Por sua vez, Babel faz parte do núcleo do React Native, o framework móvel criado para o Facebook, mas implementado por projetos no mundo inteiro. O React Native depende de Babel que dependia de “line-numbers” que depende de “left-pad”. O estrago estava feito.

Desfazendo o problema

Alheio às consequências inesperadas de seus atos, Koçulu publicava naquele dia uma postagem no Medium (já apagada) relatando os motivos que o levaram àquela decisão. Enquanto isso, nos bastidores do npm, o problema foi identificado e uma decisão inédita foi tomada: desfazer a remoção do pacote “left-pad”.

Cameron Westland, ligado ao próprio npm, interveio e publicou uma versão funcionalmente idêntica da função “left-pad”, com o mesmo nome de pacote (que estava vago). Não resolveu. O novo “left-pad” foi publicado na versão 1.0.0 e algumas dependências estavam esperando explicitamente a versão 0.3.3, incluindo “line-numbers”. O npm teve que recuperar um backup e restaurar o “left-pad” original de Koçulu.

“Cancelar a ‘despublicação’ é uma ação sem precedentes que estamos tomando, dada a gravidade e a natureza generalizada da quebra, e não é feita levianamente”, escreveu Laurie Voss, diretora de tecnologia da npm. Ela justificou a decisão: “esta ação coloca os interesses mais amplos da comunidade de usuários do npm em desacordo com os desejos de um autor; nós escolhemos as necessidades de muitos”.
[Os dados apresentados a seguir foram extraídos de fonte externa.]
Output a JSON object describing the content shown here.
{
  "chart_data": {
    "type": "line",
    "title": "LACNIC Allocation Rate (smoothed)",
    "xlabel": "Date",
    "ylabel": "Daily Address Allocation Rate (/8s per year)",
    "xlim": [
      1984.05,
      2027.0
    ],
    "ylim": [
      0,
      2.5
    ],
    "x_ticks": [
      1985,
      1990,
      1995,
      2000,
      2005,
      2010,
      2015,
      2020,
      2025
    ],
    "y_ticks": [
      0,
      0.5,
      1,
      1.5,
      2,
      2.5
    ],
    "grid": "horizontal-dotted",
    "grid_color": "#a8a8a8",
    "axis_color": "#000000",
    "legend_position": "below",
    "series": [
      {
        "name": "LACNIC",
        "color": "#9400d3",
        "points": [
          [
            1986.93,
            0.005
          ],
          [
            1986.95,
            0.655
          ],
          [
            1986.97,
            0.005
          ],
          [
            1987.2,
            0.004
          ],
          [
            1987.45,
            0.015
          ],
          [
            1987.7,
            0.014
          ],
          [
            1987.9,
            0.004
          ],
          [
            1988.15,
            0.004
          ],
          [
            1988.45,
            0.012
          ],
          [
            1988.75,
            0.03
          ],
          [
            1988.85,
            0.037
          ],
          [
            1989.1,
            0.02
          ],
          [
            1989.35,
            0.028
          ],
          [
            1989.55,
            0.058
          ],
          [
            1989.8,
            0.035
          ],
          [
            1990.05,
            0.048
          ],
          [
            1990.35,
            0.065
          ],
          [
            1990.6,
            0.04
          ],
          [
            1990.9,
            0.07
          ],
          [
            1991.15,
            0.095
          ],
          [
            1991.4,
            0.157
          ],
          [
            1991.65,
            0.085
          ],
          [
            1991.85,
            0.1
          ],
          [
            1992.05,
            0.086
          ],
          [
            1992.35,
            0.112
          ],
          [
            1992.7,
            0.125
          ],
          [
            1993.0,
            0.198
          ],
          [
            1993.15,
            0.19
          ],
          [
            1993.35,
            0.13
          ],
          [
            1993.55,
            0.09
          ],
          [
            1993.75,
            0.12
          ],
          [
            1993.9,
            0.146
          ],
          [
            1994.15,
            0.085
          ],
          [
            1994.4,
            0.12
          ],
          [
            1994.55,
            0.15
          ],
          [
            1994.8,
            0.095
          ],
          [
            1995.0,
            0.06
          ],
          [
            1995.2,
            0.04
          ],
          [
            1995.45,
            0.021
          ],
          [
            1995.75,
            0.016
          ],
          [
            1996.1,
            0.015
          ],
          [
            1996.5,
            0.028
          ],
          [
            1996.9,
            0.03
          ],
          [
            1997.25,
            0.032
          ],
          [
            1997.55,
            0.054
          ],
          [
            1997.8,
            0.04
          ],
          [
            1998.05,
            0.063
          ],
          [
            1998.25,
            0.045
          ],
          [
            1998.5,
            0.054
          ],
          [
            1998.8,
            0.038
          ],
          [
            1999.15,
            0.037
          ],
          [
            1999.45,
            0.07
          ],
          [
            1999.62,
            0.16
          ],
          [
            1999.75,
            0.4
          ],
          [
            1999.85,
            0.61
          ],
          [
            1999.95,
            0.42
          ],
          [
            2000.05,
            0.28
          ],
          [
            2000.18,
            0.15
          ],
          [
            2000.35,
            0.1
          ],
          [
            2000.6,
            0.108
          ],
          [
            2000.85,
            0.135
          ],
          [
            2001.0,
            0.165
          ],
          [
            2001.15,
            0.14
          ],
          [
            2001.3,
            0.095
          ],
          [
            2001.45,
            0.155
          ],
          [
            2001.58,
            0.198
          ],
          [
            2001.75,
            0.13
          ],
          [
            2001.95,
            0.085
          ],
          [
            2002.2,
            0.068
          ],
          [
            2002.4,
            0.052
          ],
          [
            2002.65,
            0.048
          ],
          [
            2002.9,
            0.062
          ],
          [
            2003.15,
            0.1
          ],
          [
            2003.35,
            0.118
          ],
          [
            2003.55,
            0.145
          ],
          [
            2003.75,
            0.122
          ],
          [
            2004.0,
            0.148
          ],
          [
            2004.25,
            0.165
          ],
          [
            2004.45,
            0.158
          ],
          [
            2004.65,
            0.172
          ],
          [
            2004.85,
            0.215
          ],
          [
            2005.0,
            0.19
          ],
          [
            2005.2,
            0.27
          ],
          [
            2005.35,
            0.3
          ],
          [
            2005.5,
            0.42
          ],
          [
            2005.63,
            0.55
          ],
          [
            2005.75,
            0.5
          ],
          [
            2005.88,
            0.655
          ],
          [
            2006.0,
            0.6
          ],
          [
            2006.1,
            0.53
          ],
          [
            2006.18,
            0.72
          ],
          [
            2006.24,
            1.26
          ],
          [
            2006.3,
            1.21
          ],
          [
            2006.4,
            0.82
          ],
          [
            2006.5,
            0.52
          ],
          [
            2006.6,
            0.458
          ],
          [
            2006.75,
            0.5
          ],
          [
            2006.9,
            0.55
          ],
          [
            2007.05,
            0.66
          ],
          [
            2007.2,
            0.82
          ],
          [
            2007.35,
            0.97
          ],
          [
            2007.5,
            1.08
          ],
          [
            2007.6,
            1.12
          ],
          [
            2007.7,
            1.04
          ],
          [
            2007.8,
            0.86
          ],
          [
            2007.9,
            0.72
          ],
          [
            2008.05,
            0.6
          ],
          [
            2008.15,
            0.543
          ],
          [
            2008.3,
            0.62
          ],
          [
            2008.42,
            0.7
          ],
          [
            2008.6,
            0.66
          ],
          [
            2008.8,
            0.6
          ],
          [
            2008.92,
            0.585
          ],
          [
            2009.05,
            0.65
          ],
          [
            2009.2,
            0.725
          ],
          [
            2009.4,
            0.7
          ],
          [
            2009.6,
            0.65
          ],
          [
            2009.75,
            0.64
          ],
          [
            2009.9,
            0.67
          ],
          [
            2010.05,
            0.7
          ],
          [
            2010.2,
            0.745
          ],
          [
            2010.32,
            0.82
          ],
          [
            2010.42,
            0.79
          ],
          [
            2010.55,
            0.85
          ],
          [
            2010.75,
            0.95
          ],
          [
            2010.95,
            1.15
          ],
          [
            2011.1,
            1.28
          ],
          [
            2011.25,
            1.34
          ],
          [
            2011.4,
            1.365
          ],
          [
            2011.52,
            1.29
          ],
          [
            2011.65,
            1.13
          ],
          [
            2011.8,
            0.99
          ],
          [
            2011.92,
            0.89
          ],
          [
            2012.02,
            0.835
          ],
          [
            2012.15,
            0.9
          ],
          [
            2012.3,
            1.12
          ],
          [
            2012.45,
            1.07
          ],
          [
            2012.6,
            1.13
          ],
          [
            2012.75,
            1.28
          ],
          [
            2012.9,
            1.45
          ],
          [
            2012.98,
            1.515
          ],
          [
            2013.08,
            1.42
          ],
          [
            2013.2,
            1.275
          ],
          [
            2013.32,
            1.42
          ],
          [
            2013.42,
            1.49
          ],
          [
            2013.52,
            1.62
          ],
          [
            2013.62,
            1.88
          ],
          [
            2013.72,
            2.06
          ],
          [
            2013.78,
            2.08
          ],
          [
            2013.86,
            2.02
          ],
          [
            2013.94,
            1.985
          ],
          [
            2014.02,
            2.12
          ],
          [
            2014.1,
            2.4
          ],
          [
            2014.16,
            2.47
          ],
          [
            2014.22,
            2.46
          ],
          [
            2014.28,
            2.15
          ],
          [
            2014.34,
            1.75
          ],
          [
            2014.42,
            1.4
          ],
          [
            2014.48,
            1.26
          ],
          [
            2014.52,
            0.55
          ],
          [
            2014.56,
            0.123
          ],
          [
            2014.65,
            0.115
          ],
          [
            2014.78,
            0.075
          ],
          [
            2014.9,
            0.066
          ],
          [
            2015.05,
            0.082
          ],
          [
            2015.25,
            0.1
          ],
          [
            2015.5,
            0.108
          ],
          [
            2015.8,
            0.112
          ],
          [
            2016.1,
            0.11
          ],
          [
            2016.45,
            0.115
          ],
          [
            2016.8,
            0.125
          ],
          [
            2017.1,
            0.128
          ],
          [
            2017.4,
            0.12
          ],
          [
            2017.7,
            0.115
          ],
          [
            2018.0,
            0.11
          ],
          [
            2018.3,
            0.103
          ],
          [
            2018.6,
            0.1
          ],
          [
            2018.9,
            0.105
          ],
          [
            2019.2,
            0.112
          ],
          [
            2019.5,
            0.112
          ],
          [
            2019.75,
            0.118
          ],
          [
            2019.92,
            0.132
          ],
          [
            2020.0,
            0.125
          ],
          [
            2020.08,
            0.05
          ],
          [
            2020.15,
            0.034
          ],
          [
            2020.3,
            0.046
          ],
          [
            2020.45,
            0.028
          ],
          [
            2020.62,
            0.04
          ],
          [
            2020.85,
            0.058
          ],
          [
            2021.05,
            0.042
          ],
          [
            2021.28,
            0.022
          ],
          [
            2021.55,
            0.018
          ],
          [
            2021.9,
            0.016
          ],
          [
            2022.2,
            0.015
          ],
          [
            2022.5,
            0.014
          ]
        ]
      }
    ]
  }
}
Toda a crise durou apenas duas horas. Mesmo assim, nessas duas horas, a internet mergulhou em perplexidade por causa de 11 linhas de código e a forma como o sistema de dependências se entranhou nos processos de desenvolvimento. Depois do incidente, Babel foi atualizado sem a dependência para “line-numbers”.

O pacote “left-pad” existe até hoje. Ele agora é um pacote marcado como obsoleto no npm. Suas onze linhas possuem 143 forks no GitHub. Dois milhões, cento e setenta mil e quatrocentos e quarenta e cinco repositórios estão marcados como seus dependentes até hoje.